Da Ärztinnen und Ärzte über Dauer und Dosierung der Medikation entscheiden, kann eine sparsame und aufgeklärte Verschreibungspraxis dazu beitragen, die Menge ungenutzter Arzneimittel zu senken, die im Folgeprozess unsachgemäß entsorgt werden könnten.
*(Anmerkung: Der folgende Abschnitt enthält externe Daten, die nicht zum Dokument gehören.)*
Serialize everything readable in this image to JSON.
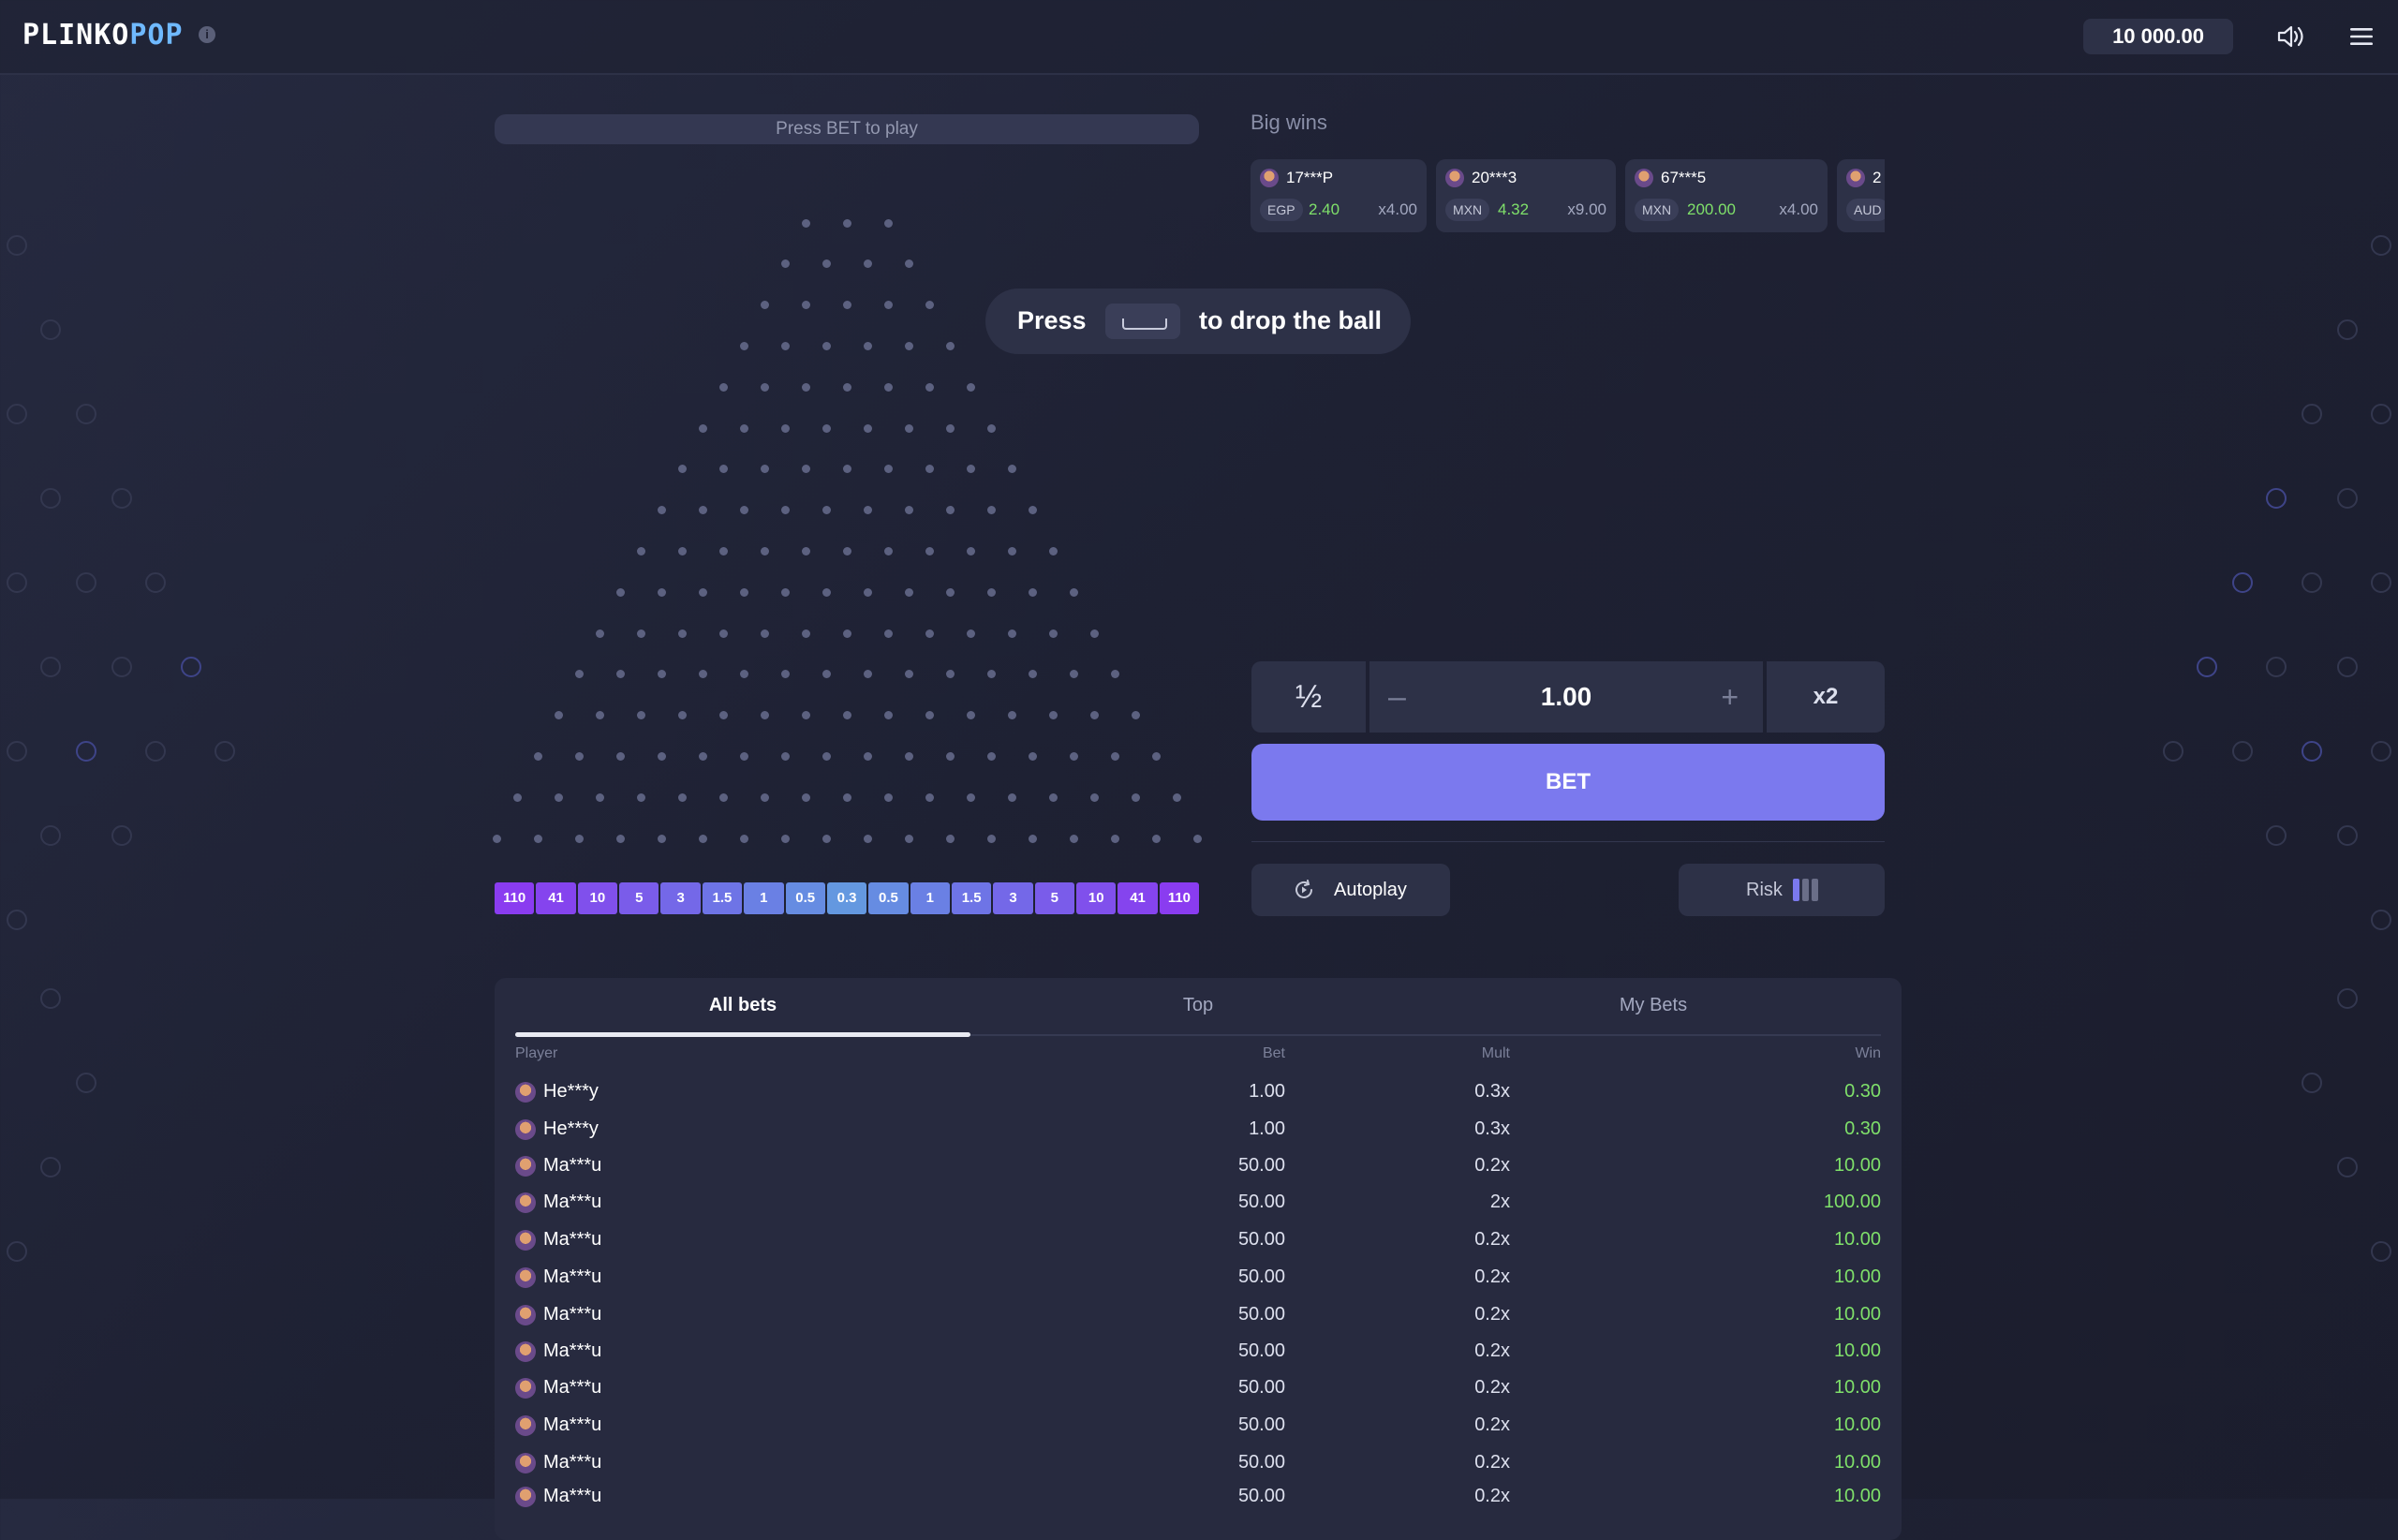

Folgende Maßnahmen können die Umweltbelastung durch pharmazeutische Wirkstoffe einschränken:
Verschreiben Sie Starterpakete bei neuen Medikamenten.
Empfehlen Sie die kleinstmögliche Packungsgröße und verschreiben Sie ein Folgerezept bei Bedarf.
Greifen Sie nach Möglichkeit auf vorbeugende Maßnahmen und nicht-medikamentöse Therapieverfahren zurück.
Seien Sie umsichtig mit der Verschreibung von Antibiotika.
Außerdem sollten Patienten über die Arzneimittelbelastung in der Umwelt informiert und über Möglichkeiten zur Reduzierung der Abfallmenge sowie über die sachgemäße Arzneimittelentsorgung umfangreich aufgeklärt werden. Einfache Hinweise für Patient:innen zur Verbesserung des Kauf- und Entsorgungsverhaltens sind wie folgt:
Bitten Sie Ihre Patienten, Medikamente nur bei Bedarf zu kaufen und die Vorratsbildung von Arzneien, die realistisch nicht vor dem Verfallsdatum verbraucht werden können, zu vermeiden.
Weisen Sie darauf hin, nicht verbrauchte Medikamente nicht über die Toilette oder andere sanitäre Einrichtungen zu entsorgen.
Informieren Sie sich über die korrekte Entsorgung und beraten Sie Ihre Patienten über sichere Entsorgungssysteme für Arzneimittel und Verpackungen.
Die Reduzierung ungenutzter Arzneimittel kann auch allgemein dem öffentlichen Gesundheitswesens hilfreich sein. Unter anderem wird somit die Gesundheitsleistung für Patient:innen verbessert, die Nutzung von Ressourcen des Gesundheitswesens und die Nachhaltigkeitsstrategie Ihrer Praxis oder Ihres Krankenhauses optimal unterstützt. Darüber hinaus werden die Kosten für das Gesundheitswesen und die Menge nicht verbrauchter Arzneimittel gesenkt. Ungeachtet dessen, hilft eine aufgeklärte Entsorgungspraxis das Bewusstsein für die Umweltbelastung durch Arzneimittel und -abfälle zu stärken und mögliche Fälle von Missbrauch und Vergiftungen einzuschränken.
Quelle:
Health Care Without Harm Europe: Wie Ärzte Helfen Können Reduzierung der Arzneimittelauswirkungen auf die Umwelt. Infobroschüre. 2014.